Mariners Beat Rangers

via Texas Rangers

ARLINGTON — Their starting pitcher didn’t have his best stuff, and neither did their closer. Their defense was spotty. But fortunately for the Mariners, their hitters had enough power to get past the Rangers in an uneven 9-7 win on Saturday night.

“We got it done,” manager Scott Servais said. “Some nights it’s ugly, but the key is you get it done.”

Homers by Robinson Cano and Mitch Haniger in a five-run seventh inning helped wage a comeback win, continuing an offensive awakening that began the previous night at Globe Life Park.

The Mariners eked out the win even though James Paxton lasted only four innings, Edwin Diaz needed a career-high 40 pitches to close out the game, and the defense turned a couple of would-be outs into base hits. In the end, just before midnight CT after an 85-minute rain-delayed start, the seventh-inning outburst made the difference.

“It was on our offense tonight and our guys stepped up, got some big hits, put a nice rally together, and it was enough,” Servais said.

Rangers starter Bartolo Colon left with a two-run lead after 5 2/3 innings, and then the Mariners knocked around reliever Alex Claudio the next frame. They logged four consecutive hits off Claudio — Guillermo Heredia’s pinch-hit single, Dee Gordon’s bloop double, Jean Segura’s RBI double and Cano’s dinger.

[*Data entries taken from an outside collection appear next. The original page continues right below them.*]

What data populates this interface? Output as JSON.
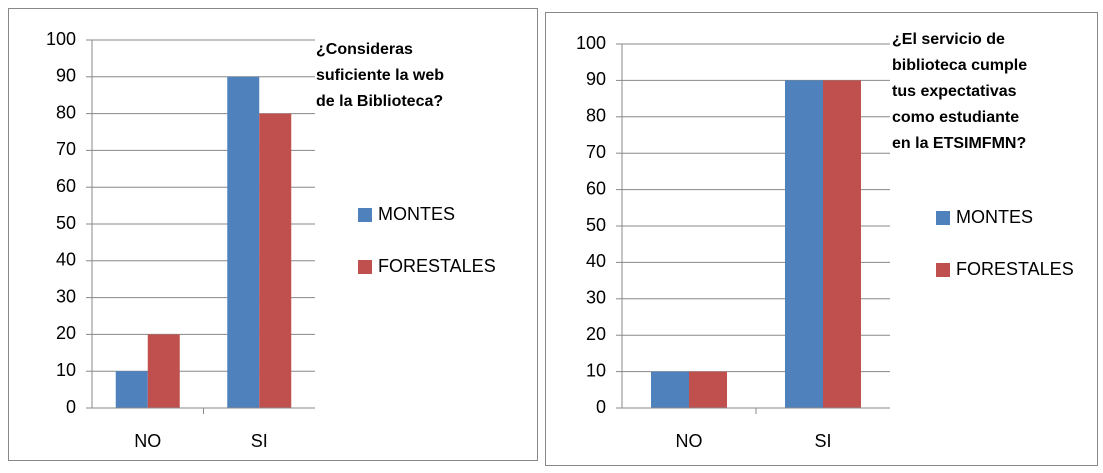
{
  "chart_data": [
    {
      "type": "bar",
      "title": [
        "¿Consideras",
        "suficiente la web",
        "de la Biblioteca?"
      ],
      "categories": [
        "NO",
        "SI"
      ],
      "series": [
        {
          "name": "MONTES",
          "color": "#4f81bd",
          "values": [
            10,
            90
          ]
        },
        {
          "name": "FORESTALES",
          "color": "#c0504d",
          "values": [
            20,
            80
          ]
        }
      ],
      "ylim": [
        0,
        100
      ],
      "yticks": [
        0,
        10,
        20,
        30,
        40,
        50,
        60,
        70,
        80,
        90,
        100
      ],
      "grid": true,
      "legend": "right"
    },
    {
      "type": "bar",
      "title": [
        "¿El servicio de",
        "biblioteca cumple",
        "tus expectativas",
        "como estudiante",
        "en la ETSIMFMN?"
      ],
      "categories": [
        "NO",
        "SI"
      ],
      "series": [
        {
          "name": "MONTES",
          "color": "#4f81bd",
          "values": [
            10,
            90
          ]
        },
        {
          "name": "FORESTALES",
          "color": "#c0504d",
          "values": [
            10,
            90
          ]
        }
      ],
      "ylim": [
        0,
        100
      ],
      "yticks": [
        0,
        10,
        20,
        30,
        40,
        50,
        60,
        70,
        80,
        90,
        100
      ],
      "grid": true,
      "legend": "right"
    }
  ]
}
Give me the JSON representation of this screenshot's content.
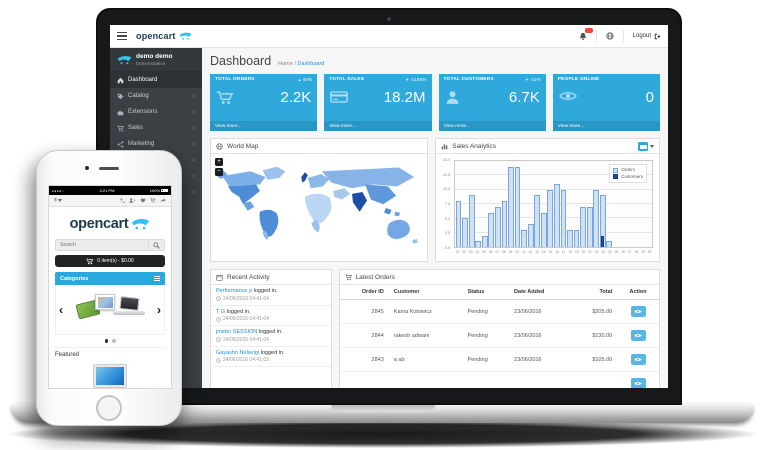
{
  "colors": {
    "kpi_tile_blue": "#2fa8dc",
    "accent_blue": "#1e91cf",
    "sidebar_bg": "#3b4045",
    "orders_fill": "#cfe2f5",
    "orders_border": "#7aa6d9",
    "customers_fill": "#1d4fa8",
    "action_button_blue": "#56b9e5",
    "categories_bar_blue": "#29a8dd",
    "alert_badge_red": "#e74c3c"
  },
  "admin": {
    "topbar": {
      "logo_text": "opencart",
      "logout_label": "Logout"
    },
    "sidebar": {
      "user_name": "demo demo",
      "user_role": "Demonstration",
      "items": [
        {
          "label": "Dashboard",
          "icon": "home-icon",
          "active": true,
          "chevron": false
        },
        {
          "label": "Catalog",
          "icon": "tag-icon",
          "active": false,
          "chevron": true
        },
        {
          "label": "Extensions",
          "icon": "puzzle-icon",
          "active": false,
          "chevron": true
        },
        {
          "label": "Sales",
          "icon": "cart-icon",
          "active": false,
          "chevron": true
        },
        {
          "label": "Marketing",
          "icon": "share-icon",
          "active": false,
          "chevron": true
        },
        {
          "label": "",
          "icon": "",
          "active": false,
          "chevron": true
        },
        {
          "label": "",
          "icon": "",
          "active": false,
          "chevron": true
        },
        {
          "label": "",
          "icon": "",
          "active": false,
          "chevron": true
        }
      ]
    },
    "page": {
      "title": "Dashboard",
      "breadcrumb_home": "Home",
      "breadcrumb_sep": "/",
      "breadcrumb_current": "Dashboard"
    },
    "kpis": [
      {
        "label": "TOTAL ORDERS",
        "badge": "▴ 40%",
        "value": "2.2K",
        "view_more": "View more...",
        "icon": "cart-icon"
      },
      {
        "label": "TOTAL SALES",
        "badge": "▾ -1188%",
        "value": "18.2M",
        "view_more": "View more...",
        "icon": "credit-card-icon"
      },
      {
        "label": "TOTAL CUSTOMERS",
        "badge": "▾ -11%",
        "value": "6.7K",
        "view_more": "View more...",
        "icon": "person-icon"
      },
      {
        "label": "PEOPLE ONLINE",
        "badge": "",
        "value": "0",
        "view_more": "View more...",
        "icon": "eye-icon"
      }
    ],
    "world_map": {
      "title": "World Map",
      "zoom_in": "+",
      "zoom_out": "−"
    },
    "sales_analytics": {
      "title": "Sales Analytics"
    },
    "recent_activity": {
      "title": "Recent Activity",
      "items": [
        {
          "name": "Performance p",
          "action": " logged in.",
          "time": "24/06/2016 04:41:04"
        },
        {
          "name": "T G",
          "action": " logged in.",
          "time": "24/06/2016 04:41:04"
        },
        {
          "name": "jmeter SESSION",
          "action": " logged in.",
          "time": "24/06/2016 04:41:04"
        },
        {
          "name": "Gayashn Nelavigi",
          "action": " logged in.",
          "time": "24/06/2016 04:41:03"
        }
      ]
    },
    "latest_orders": {
      "title": "Latest Orders",
      "headers": [
        "Order ID",
        "Customer",
        "Status",
        "Date Added",
        "Total",
        "Action"
      ],
      "rows": [
        {
          "id": "2845",
          "customer": "Kama Kotowicz",
          "status": "Pending",
          "date": "23/06/2016",
          "total": "$205.00"
        },
        {
          "id": "2844",
          "customer": "rakesh adwani",
          "status": "Pending",
          "date": "23/06/2016",
          "total": "$130.00"
        },
        {
          "id": "2843",
          "customer": "a ab",
          "status": "Pending",
          "date": "23/06/2016",
          "total": "$105.00"
        },
        {
          "id": "",
          "customer": "",
          "status": "",
          "date": "",
          "total": ""
        }
      ]
    }
  },
  "chart_data": {
    "type": "bar",
    "title": "Sales Analytics",
    "categories": [
      "01",
      "02",
      "03",
      "04",
      "05",
      "06",
      "07",
      "08",
      "09",
      "10",
      "11",
      "12",
      "13",
      "14",
      "15",
      "16",
      "17",
      "18",
      "19",
      "20",
      "21",
      "22",
      "23",
      "24",
      "25",
      "26",
      "27",
      "28",
      "29",
      "30"
    ],
    "series": [
      {
        "name": "Orders",
        "values": [
          8,
          5,
          9,
          1,
          2,
          6,
          7,
          8,
          14,
          14,
          3,
          4,
          9,
          6,
          10,
          11,
          10,
          3,
          3,
          7,
          7,
          10,
          9,
          1,
          0,
          0,
          0,
          0,
          0,
          0
        ]
      },
      {
        "name": "Customers",
        "values": [
          0,
          0,
          0,
          0,
          0,
          0,
          0,
          0,
          0,
          0,
          0,
          0,
          0,
          0,
          0,
          0,
          0,
          0,
          0,
          0,
          0,
          0,
          2,
          0,
          0,
          0,
          0,
          0,
          0,
          0
        ]
      }
    ],
    "xlabel": "",
    "ylabel": "",
    "ylim": [
      0,
      15
    ],
    "yticks": [
      0.0,
      2.5,
      5.0,
      7.5,
      10.0,
      12.5,
      15.0
    ],
    "grid": true,
    "legend_position": "top-right"
  },
  "phone": {
    "status": {
      "time": "4:21 PM",
      "battery": "100%"
    },
    "navbar": {
      "currency": "$"
    },
    "logo_text": "opencart",
    "search_placeholder": "Search",
    "cart_button_label": "0 item(s) - $0.00",
    "categories_label": "Categories",
    "featured_label": "Featured"
  }
}
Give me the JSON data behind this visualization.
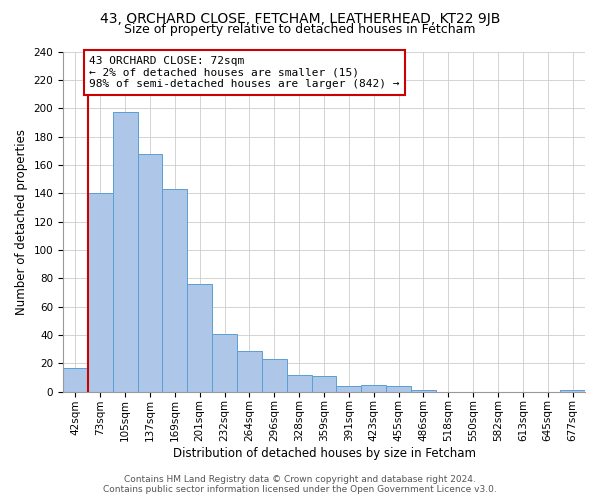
{
  "title": "43, ORCHARD CLOSE, FETCHAM, LEATHERHEAD, KT22 9JB",
  "subtitle": "Size of property relative to detached houses in Fetcham",
  "xlabel": "Distribution of detached houses by size in Fetcham",
  "ylabel": "Number of detached properties",
  "bar_labels": [
    "42sqm",
    "73sqm",
    "105sqm",
    "137sqm",
    "169sqm",
    "201sqm",
    "232sqm",
    "264sqm",
    "296sqm",
    "328sqm",
    "359sqm",
    "391sqm",
    "423sqm",
    "455sqm",
    "486sqm",
    "518sqm",
    "550sqm",
    "582sqm",
    "613sqm",
    "645sqm",
    "677sqm"
  ],
  "bar_heights": [
    17,
    140,
    197,
    168,
    143,
    76,
    41,
    29,
    23,
    12,
    11,
    4,
    5,
    4,
    1,
    0,
    0,
    0,
    0,
    0,
    1
  ],
  "bar_color": "#aec6e8",
  "bar_edge_color": "#5a9fd4",
  "vline_color": "#cc0000",
  "annotation_line1": "43 ORCHARD CLOSE: 72sqm",
  "annotation_line2": "← 2% of detached houses are smaller (15)",
  "annotation_line3": "98% of semi-detached houses are larger (842) →",
  "annotation_box_color": "#ffffff",
  "annotation_border_color": "#cc0000",
  "ylim": [
    0,
    240
  ],
  "yticks": [
    0,
    20,
    40,
    60,
    80,
    100,
    120,
    140,
    160,
    180,
    200,
    220,
    240
  ],
  "footer1": "Contains HM Land Registry data © Crown copyright and database right 2024.",
  "footer2": "Contains public sector information licensed under the Open Government Licence v3.0.",
  "background_color": "#ffffff",
  "grid_color": "#cccccc",
  "title_fontsize": 10,
  "subtitle_fontsize": 9,
  "axis_label_fontsize": 8.5,
  "tick_fontsize": 7.5,
  "annotation_fontsize": 8,
  "footer_fontsize": 6.5
}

After reliever Chris Martin came in for Claudio and recorded two outs, Haniger smashed a ball over the left-field fence for the Mariners’ final run. Cano paced the offense with three hits, three runs and two RBIs on his go-ahead homer in the seventh.

Paxton and Diaz both had trouble finding home-plate umpire Gary Cederstrom’s strike zone, as both the left-handed starter and the right-handed closer walked three batters each.

For Paxton, the four-inning outing was his shortest of the season. He threw 32 pitches in the first inning and 33 in the third as his pitch count ballooned and kept him from working any deeper into the game.

“I didn’t have anything sharp tonight … I was basically just kind of spraying hard fastballs up there, that was about it,” Paxton said.

Tasked with getting a four-out save with righty Juan Nicasio on a rest day, Diaz walked three batters in the ninth, but managed to earn his eighth save in as many opportunities this season.

Before the final out, a bases-loaded flyout by Isiah Kiner-Falefa, Servais and pitching coach Mel Stottlemyre Jr. used the last of their mound visits to reassure Diaz.

“Stay relaxed and make your pitch, you’re the man here, you’ve been in this situation before, get the out,'” Diaz said of the message. “Do your job, you’ll be fine.”

The offense did. Coming off a stretch of five games in which they scored two or fewer runs, the Mariners have scored 15 runs on 27 hits in the first two games of this three-game series.

“Any time you face really tough pitching, sometimes it gets the best of hitters, but we just go out there and battle and keep swinging the bats, and keep our heads up, and it was great tonight and last night,” Haniger said.